Nature is not our friend
SL, AUGUST 2002
NOW DON’T GET me wrong: I am not opposed to nature, precisely. That would be a foolish position to take. Nature has much to recommend it. Rainbows, for instance, are popular among those of a romantic bent, and who among us does not smile to hear the sound of the breeze stirring the high leaves of the sheltering tree, or the chirruping of the sentimental songbird? Ah, yes, these are lovely things, all part of nature’s rich bounty. And you might add others: the o’er looming mountains, say, or the majestic clouds, or the delicate whorls of the wayside flower, or the playful leaping of our finny friends the dolphins.
I’m just saying that we can get a little carried away with nature. Nature is all very well in its place, but its place is over there, outside the city limits. Unless you are one of those irredeemable losers who packed up their checked flannel shirts in a cardboard suitcase and moved to the Knysna forest to make shoes out of bark, or you are reading this while cast away on a desert island in the wide salty wastes of the south Atlantic (in which case, my congratulations to whoever is in charge of this magazine’s subscription services. That delivery-in-a-bottle idea is really paying off), you almost certainly live in the city. Or if not the city exactly, then some place like Port Elizabeth or Bloemfontein. And that means that you reap the benefits of civilisation, which is to say, the triumph of humanity over nature.
As much as city dwellers whine about the noise and the grime and the traffic, it is better than the alternative. The alternative was droughts and floods and sabre-toothed tigers and Apache raiding parties that carried off the womenfolk, and your uncle Jethro approaching you carrying a mallet and a pair of pliers if you complained about toothache. The city is the home of modern medicine and hot running water and lengthened life expectancy and meals that you don’t have to hunt and shoot and pluck yourself. Plus, you go live in a cave on a mountainside and then try to get lucky with the ladies on a Saturday night. See how far you get.
But human beings are an ungrateful mob.

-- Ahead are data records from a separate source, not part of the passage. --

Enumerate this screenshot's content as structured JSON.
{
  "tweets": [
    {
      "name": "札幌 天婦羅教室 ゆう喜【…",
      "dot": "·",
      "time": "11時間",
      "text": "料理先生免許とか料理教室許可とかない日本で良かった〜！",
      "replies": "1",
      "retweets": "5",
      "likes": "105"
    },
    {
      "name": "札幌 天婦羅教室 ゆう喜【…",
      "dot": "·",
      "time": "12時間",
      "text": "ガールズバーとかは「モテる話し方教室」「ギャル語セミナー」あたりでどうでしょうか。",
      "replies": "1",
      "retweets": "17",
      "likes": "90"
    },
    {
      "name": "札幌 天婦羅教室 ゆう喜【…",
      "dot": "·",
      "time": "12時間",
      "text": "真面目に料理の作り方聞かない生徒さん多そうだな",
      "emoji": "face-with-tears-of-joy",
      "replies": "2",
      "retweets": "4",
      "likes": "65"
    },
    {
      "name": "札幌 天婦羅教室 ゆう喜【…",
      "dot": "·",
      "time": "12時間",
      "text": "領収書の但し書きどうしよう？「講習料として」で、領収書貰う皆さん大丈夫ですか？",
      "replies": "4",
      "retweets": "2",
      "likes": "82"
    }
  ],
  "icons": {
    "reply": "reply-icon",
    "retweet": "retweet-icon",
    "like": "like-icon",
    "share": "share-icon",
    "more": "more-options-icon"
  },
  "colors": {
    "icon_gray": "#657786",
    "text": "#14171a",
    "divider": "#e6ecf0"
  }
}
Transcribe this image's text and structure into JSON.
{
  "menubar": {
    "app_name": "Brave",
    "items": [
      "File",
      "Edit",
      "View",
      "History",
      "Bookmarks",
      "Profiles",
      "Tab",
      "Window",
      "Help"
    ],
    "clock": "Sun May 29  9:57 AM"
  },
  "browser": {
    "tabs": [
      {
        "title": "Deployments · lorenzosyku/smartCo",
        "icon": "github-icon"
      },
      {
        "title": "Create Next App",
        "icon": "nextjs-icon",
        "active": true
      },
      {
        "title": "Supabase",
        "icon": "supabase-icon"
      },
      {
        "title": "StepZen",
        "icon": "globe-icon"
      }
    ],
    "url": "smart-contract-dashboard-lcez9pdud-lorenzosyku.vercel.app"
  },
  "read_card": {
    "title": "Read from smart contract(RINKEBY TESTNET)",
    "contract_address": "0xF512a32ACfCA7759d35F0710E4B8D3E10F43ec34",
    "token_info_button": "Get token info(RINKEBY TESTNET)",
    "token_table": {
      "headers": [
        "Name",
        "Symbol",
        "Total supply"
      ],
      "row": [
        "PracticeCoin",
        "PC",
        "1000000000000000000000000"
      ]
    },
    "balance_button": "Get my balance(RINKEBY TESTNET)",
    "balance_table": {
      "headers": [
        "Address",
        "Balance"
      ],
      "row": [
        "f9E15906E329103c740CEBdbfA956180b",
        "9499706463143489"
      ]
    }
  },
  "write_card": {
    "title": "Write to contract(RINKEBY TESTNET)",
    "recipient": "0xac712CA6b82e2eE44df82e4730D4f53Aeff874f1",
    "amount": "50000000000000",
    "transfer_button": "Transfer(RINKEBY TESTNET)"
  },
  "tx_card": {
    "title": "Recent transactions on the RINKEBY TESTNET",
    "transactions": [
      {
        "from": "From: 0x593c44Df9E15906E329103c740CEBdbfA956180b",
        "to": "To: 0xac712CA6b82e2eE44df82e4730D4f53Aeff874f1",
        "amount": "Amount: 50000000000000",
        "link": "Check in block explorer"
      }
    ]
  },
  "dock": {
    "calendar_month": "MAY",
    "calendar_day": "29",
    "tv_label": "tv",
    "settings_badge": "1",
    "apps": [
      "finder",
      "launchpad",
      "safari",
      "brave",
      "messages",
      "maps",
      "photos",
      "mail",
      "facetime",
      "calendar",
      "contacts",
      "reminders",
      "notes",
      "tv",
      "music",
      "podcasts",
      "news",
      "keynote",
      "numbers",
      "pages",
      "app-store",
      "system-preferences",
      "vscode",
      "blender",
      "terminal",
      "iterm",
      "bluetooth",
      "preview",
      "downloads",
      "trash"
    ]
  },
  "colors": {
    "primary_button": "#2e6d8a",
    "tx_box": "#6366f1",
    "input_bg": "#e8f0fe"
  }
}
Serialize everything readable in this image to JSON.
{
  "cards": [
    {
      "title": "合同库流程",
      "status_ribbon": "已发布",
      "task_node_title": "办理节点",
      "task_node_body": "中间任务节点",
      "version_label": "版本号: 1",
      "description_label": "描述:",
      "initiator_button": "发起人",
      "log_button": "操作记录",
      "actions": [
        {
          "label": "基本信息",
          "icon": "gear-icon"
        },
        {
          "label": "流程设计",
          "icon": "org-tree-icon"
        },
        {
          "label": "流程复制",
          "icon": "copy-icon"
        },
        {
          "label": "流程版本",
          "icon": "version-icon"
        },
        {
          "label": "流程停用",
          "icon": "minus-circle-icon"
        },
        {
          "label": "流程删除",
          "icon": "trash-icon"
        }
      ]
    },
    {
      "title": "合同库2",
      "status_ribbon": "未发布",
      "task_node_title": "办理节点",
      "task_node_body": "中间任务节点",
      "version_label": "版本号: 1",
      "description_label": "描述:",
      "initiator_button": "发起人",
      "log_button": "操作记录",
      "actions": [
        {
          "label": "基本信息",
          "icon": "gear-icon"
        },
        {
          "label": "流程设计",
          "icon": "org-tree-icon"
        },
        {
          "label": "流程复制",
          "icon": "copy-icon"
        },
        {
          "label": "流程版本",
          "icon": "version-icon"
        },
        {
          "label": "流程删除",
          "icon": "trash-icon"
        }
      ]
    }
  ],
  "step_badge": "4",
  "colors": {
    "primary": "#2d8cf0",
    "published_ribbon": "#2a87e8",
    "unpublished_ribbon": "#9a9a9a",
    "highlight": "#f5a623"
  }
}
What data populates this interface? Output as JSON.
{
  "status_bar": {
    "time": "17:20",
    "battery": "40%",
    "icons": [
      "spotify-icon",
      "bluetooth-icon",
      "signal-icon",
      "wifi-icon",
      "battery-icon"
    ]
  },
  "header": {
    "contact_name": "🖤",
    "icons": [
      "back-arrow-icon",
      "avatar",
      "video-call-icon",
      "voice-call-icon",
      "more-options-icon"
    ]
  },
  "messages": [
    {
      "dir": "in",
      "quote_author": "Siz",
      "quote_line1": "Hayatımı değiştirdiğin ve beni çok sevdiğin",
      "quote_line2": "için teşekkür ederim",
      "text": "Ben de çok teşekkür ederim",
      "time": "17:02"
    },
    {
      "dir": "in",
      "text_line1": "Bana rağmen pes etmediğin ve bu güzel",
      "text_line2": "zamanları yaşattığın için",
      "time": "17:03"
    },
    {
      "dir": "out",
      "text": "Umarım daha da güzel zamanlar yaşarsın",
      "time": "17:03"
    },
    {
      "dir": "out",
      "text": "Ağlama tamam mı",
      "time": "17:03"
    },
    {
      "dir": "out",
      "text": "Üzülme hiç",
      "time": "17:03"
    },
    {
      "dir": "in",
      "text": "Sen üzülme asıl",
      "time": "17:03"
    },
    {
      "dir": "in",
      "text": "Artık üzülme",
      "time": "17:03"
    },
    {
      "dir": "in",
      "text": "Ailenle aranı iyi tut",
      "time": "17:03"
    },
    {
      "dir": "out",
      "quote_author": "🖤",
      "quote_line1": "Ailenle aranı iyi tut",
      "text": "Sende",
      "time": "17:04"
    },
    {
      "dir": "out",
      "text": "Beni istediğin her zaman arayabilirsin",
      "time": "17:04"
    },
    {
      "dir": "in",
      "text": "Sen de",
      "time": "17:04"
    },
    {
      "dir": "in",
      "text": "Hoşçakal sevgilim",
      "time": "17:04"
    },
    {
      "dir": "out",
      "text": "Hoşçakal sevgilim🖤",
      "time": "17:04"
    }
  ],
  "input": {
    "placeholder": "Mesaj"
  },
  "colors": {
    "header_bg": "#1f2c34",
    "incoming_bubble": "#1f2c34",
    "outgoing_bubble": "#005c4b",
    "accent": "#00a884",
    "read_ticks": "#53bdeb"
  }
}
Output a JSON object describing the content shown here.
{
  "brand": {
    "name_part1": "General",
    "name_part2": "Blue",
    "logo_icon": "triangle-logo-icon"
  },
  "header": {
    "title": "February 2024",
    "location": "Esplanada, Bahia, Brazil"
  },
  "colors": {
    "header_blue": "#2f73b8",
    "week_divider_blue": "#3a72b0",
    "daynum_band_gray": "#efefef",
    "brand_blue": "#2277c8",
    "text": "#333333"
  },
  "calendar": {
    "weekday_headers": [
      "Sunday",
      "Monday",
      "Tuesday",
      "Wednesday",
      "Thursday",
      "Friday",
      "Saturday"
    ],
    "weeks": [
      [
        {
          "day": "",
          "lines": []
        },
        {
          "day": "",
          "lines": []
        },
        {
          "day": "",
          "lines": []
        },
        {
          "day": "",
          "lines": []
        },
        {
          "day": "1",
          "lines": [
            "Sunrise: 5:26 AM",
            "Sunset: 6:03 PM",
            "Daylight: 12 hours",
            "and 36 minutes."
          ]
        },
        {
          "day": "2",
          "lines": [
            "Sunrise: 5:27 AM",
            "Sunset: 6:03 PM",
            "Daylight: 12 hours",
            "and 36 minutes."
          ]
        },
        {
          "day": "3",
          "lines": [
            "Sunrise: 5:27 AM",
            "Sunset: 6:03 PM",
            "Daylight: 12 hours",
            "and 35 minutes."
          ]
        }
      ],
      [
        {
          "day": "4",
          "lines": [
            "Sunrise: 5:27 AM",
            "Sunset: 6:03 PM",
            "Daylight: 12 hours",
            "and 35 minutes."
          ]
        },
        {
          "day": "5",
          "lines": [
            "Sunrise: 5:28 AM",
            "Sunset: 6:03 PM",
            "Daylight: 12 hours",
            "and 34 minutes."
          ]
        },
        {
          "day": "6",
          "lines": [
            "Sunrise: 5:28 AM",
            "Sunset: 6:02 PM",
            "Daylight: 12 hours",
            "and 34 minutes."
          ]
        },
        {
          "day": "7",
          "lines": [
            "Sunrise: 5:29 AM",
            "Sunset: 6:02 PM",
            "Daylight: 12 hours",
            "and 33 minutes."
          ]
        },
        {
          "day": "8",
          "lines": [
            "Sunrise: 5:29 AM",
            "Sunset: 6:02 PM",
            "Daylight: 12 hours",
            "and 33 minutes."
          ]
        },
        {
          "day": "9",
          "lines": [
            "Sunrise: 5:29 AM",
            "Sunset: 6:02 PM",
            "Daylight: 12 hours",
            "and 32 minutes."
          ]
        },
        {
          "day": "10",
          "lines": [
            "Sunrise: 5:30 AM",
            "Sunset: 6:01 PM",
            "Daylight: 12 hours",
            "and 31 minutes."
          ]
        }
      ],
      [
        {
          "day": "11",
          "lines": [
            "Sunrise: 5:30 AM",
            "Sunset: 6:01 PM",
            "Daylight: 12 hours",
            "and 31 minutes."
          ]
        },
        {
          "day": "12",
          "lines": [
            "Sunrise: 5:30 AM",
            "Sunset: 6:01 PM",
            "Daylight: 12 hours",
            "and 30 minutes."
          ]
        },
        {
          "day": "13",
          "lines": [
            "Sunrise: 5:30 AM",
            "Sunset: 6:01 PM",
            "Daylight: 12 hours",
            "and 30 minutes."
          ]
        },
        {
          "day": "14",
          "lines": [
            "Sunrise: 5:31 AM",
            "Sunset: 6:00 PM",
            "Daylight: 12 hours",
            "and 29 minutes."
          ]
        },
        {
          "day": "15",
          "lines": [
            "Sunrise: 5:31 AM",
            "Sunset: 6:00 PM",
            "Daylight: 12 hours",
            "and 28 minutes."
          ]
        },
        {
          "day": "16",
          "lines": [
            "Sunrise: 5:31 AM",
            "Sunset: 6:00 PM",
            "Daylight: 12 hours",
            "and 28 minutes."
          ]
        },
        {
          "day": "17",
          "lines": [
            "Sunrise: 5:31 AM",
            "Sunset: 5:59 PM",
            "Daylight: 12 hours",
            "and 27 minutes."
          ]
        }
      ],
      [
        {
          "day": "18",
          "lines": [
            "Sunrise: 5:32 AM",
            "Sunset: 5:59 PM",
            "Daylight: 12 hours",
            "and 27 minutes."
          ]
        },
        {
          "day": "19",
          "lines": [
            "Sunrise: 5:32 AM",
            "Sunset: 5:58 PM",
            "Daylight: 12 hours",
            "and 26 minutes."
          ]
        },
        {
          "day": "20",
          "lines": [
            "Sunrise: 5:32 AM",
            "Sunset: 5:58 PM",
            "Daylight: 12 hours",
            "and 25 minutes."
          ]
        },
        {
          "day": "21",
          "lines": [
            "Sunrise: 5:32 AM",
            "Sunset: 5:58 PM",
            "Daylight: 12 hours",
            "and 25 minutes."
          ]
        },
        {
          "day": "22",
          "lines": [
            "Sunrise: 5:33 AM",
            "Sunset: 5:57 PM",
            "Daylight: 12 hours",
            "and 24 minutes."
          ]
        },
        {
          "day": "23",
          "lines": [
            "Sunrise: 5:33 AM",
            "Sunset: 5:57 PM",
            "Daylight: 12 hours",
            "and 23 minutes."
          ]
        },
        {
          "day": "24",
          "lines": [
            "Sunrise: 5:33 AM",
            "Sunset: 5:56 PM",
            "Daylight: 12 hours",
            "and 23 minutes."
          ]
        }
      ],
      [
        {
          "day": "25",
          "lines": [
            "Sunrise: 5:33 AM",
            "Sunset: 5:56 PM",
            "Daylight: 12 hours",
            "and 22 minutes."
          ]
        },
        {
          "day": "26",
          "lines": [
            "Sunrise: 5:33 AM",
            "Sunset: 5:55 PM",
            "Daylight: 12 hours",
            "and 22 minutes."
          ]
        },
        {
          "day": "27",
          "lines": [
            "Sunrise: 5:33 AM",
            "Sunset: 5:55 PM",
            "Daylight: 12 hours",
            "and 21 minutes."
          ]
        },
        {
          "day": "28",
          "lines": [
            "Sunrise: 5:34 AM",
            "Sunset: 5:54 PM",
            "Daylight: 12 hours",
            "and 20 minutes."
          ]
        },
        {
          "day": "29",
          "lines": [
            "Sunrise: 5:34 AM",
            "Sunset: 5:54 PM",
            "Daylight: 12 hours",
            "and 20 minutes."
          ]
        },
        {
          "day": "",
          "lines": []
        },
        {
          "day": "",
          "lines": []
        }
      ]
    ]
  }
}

Even as we lie in our hot baths or eat cornflakes with milk that still hasn’t curdled even though it was extracted from the cow more than six hours ago, still there is a tendency to sneer at science and civilisation. People today will buy anything, provided it can somehow be implied that it has nothing to do with modern science.
The other day – as I was passing through my local pharmacy, something I like to do to keep up to date with the latest developments in self-medication – I noticed an advertisement for a herbal supplement. “Nature’s caffeine!” declared the advertisement. Think about that for a moment. Where do these people imagine caffeine comes from? Do they think coffee is some kind of synthetic drug cooked up by a bunch of mad scientists in Berlin? It doesn’t seem to matter. People see the word natural and they assume it must be better for you than something that doesn’t have the word natural attached. If the cigarette companies had clear thinking PR departments, they would long ago have sold themselves as “Tobacco! Nature’s Nicorette patch!”
Recently I had a dose of the flu and popped into the chemist to stock up on those products that I love so: pills and fizzy things that make you sleep and not hurt so much. Clutching these precious fruits of civilisation, I was making my way to my car when I bumped into someone I knew. She clucked and tutted at my purchases. “That stuff is bad for you,” she sighed. “You should get a natural remedy.”
She went on to mention one of those appalling garden potions: milkwort, or essence of frangipani, or hemlock, or something that once grew in some Knysna hippy’s Wellington boot during the rainy season. “Natural, eh?” I said.
“Yes,” she replied, “natural is better for you.”
I glared at her and sniffed. “Has it occurred to you,” I asked, “that influenza is natural. Tumours, thrombosis, cataracts, snakebites … these things are all natural. I want what is not natural. I want to be healthy all the time. I want to live longer than I would in nature. Human beings made these drugs,” I shook the packet, “and human beings know more about what is good for human beings than nature ever did.” I sneezed, and shook my fist at the skies. “Nature,” I told her, “is not our friend.”
You would do well to remember that, dear readers. Sip your wheatgrass and decry modern farming methods if you must, but when the Apache raiders start circling, don’t come crying to me.